In 1865 John Weston, a workers' representative from England and member of the General Council of the International Workingmen's Association, put forward the often-heard assertion that wage increases do not benefit workers and the struggle for them is in fact harmful to workers' interests. Karl Marx answered him in two speeches to the organization, explaining how capitalists derive their profit, or surplus value, from workers' labor. The division of the value created by labor is not set in stone, and therefore a rise in wages means a fall in profits, or vice versa.
Marx's presentation was published in a pamphlet, Value, Price and Profit, which remains a classic of scientific socialism today. The excerpts below are from the chapters titled "Production of surplus value" and "General relation of profits, wages and prices." Subheadings are by the Militant.
Now suppose that the average amount of the daily necessaries of a labouring man require six hours of average labour for their production. Suppose, moreover, six hours of average labour to be also realised in a quantity of gold equal to 3s [shillings]. Then 3s. would be the Price, or the monetary expression of the Daily Value of that man's Labouring Power. If he worked daily six hours he would daily produce a value sufficient to buy the average amount of his daily necessaries, or to maintain himself as a labouring man.
But our man is a wages labourer. He must, therefore, sell his labouring power to a capitalist. If he sells it at 3s. daily, or 18s. weekly, he sells it at its value. Suppose him to be a spinner. If he works six hours daily he will add to the cotton a value of 3s. daily. This value, daily added by him, would be an exact equivalent for the wages, or the price of his labouring power, received daily. But in that case no surplus value or surplus produce whatever would go to the capitalist. Here, then, we come to the rub.
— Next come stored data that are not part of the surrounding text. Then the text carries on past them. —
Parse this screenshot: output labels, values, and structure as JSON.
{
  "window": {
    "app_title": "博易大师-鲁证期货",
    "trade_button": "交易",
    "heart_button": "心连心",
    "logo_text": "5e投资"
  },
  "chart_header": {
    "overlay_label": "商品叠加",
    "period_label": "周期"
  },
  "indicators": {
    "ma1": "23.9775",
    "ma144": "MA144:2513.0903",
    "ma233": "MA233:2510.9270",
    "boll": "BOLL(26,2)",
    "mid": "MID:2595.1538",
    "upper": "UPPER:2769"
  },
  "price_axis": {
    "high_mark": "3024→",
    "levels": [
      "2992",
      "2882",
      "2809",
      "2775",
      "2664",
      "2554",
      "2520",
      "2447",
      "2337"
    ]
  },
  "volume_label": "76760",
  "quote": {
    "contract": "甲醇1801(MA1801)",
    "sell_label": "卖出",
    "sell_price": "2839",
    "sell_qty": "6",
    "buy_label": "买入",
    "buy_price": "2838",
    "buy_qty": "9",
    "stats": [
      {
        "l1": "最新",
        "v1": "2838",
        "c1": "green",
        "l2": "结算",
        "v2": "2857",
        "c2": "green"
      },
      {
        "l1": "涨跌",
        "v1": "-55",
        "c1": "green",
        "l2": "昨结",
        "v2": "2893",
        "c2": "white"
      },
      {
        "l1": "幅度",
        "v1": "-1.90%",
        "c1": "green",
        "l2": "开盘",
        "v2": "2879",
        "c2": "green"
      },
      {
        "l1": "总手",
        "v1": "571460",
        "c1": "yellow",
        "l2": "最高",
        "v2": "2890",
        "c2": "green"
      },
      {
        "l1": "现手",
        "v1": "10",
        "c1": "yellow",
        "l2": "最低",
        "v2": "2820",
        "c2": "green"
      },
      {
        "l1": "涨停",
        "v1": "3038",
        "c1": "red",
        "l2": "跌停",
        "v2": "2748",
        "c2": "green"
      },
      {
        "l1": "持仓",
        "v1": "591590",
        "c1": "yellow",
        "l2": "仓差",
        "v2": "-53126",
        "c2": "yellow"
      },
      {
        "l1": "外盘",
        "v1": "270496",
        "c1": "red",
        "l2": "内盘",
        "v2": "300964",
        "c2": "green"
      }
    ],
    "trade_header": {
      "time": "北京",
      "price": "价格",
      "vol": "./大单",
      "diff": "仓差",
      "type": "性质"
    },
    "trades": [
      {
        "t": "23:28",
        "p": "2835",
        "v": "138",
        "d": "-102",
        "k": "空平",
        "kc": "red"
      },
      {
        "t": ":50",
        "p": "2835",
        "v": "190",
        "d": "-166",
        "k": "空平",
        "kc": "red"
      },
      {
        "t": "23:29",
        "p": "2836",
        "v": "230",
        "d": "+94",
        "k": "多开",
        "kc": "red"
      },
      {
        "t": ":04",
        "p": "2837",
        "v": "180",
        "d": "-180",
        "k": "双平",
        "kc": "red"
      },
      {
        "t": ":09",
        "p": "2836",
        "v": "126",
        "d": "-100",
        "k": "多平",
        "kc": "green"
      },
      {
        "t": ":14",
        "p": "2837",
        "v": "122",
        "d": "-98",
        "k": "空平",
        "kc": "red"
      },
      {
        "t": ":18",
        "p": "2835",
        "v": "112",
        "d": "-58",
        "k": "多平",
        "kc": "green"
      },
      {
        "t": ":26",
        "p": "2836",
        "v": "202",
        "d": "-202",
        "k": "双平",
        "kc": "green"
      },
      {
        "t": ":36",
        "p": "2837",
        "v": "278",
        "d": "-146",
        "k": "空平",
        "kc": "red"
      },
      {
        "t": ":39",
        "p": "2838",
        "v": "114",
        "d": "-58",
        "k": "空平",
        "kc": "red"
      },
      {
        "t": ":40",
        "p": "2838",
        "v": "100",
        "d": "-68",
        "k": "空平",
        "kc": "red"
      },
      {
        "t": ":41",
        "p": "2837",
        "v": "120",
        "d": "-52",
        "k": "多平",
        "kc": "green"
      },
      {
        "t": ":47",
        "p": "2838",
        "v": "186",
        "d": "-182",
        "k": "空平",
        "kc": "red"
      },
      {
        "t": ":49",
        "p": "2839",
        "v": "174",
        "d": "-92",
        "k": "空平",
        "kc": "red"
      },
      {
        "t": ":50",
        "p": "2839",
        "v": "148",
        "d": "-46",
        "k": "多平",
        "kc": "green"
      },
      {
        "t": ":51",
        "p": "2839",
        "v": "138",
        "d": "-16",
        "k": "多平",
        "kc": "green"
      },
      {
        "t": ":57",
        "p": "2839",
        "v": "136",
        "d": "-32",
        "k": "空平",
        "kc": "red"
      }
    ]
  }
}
In buying the labouring power of the workman, and
paying its value, the capitalist, like every other
purchaser, has acquired the right to consume or use the
commodity bought. You consume or use the labouring power
of a man by making him work, as you consume or use a
machine by making it run. By paying the daily or weekly
value of the labouring power of the workman, the
capitalist has, therefore, acquired the right to use or
make that labouring power work during the whole day or
week. The working day or the working week has, of course,
certain limits, but those we shall afterwards look more
closely at.
The value of labor power
For the present I want to turn your attention to one
decisive point.
The value of the labouring power is determined by the quantity of labour necessary to maintain or reproduce it, but the use of that labouring power is only limited by the active energies and physical strength of the labourer. The daily or weekly value of the labouring power is quite distinct from the daily or weekly exercise of that power, the same as the food a horse wants and the time it can carry the horseman are quite distinct. The quantity of labour by which the value of the workman's labouring power is limited forms by no means a limit to the quantity of labour which his labouring power is apt to perform.
Take the example of our spinner. We have seen that, to daily reproduce his labouring power, he must daily reproduce a value of three shillings, which he will do by working six hours daily. But this does not disable him from working ten or twelve or more hours a day. But by paying the daily or weekly value of the spinner's labouring power the capitalist has acquired the right of using that labouring power during the whole day or week. He will, therefore, make him work daily, say, twelve hours. Over and above the six hours required to replace his wages, or the value of his labouring power, he will, therefore, have to work six other hours, which I shall call hours of surplus labour, which surplus labour will realise itself in a surplus value and a surplus produce.
If our spinner, for example, by his daily labour of six hours, added three shillings' value to the cotton, a value forming an exact equivalent to his wages, he will, in twelve hours, add six shillings' worth to the cotton, and produce a proportional surplus of yarn. As he has sold his labouring power to the capitalist, the whole value or produce created by him belongs to the capitalist, the owner pro tem. of his labouring power. By advancing three shillings, the capitalist will, therefore, realise a value of six shillings, because, advancing a value in which six hours of labour are crystallised, he will receive in return a value in which twelve hours of labour are crystallised.
By repeating this same process daily, the capitalist will daily advance three shillings and daily pocket six shillings, one half of which will go to pay wages anew, and the other half of which will form the surplus value, for which the capitalist pays no equivalent. It is this sort of exchange between capital and labour upon which capitalistic production, or the wages system, is founded, and which must constantly result in reproducing the working man as a working man, and the capitalist as a capitalist.
The rate of surplus value, all other circumstances
remaining the same, will depend on the proportion between
that part of the working day necessary to reproduce the
value of the labouring power and the surplus time or
surplus labour performed for the capitalist. It will,
therefore, depend on the ratio in which the working day is
prolonged over and above that extent, by working which the
working man would only reproduce the value of his
labouring power, or replace his wages....
Relation between profits and wages
Deduct from the value of a commodity the value
replacing the value of the raw materials, and other means
of production used upon it, that is to say, deduct the
value representing the past labour contained in it, and
the remainder of its value will resolve into the quantity
of labour added by the working man last employed. If that
working man works twelve hours daily, if twelve hours of
average labour crystallise themselves in an amount of gold
equal to six shillings, this additional value of six
shillings is the only value his labour will have created.
This given value, determined by the time of his labour, is the only fund from which both he and the capitalist have to draw their respective shares or dividends, the only value to be divided into wages and profits. It is evident that this value itself will not be altered by the variable proportions in which it may be divided amongst the two parties. There will also be nothing changed if in the place of one working man you put the whole working population, twelve million working days, for example, instead of one.
Since the capitalist and workman have only to divide this limited value, that is, the value measured by the total labour of the working man, the more the one gets the less will the other get, and vice versa. Whenever a quantity is given, one part of it will increase inversely as the other decreases. If the wages change, profits will change in an opposite direction. If wages fall, profits will rise; and if wages rise, profits will fall.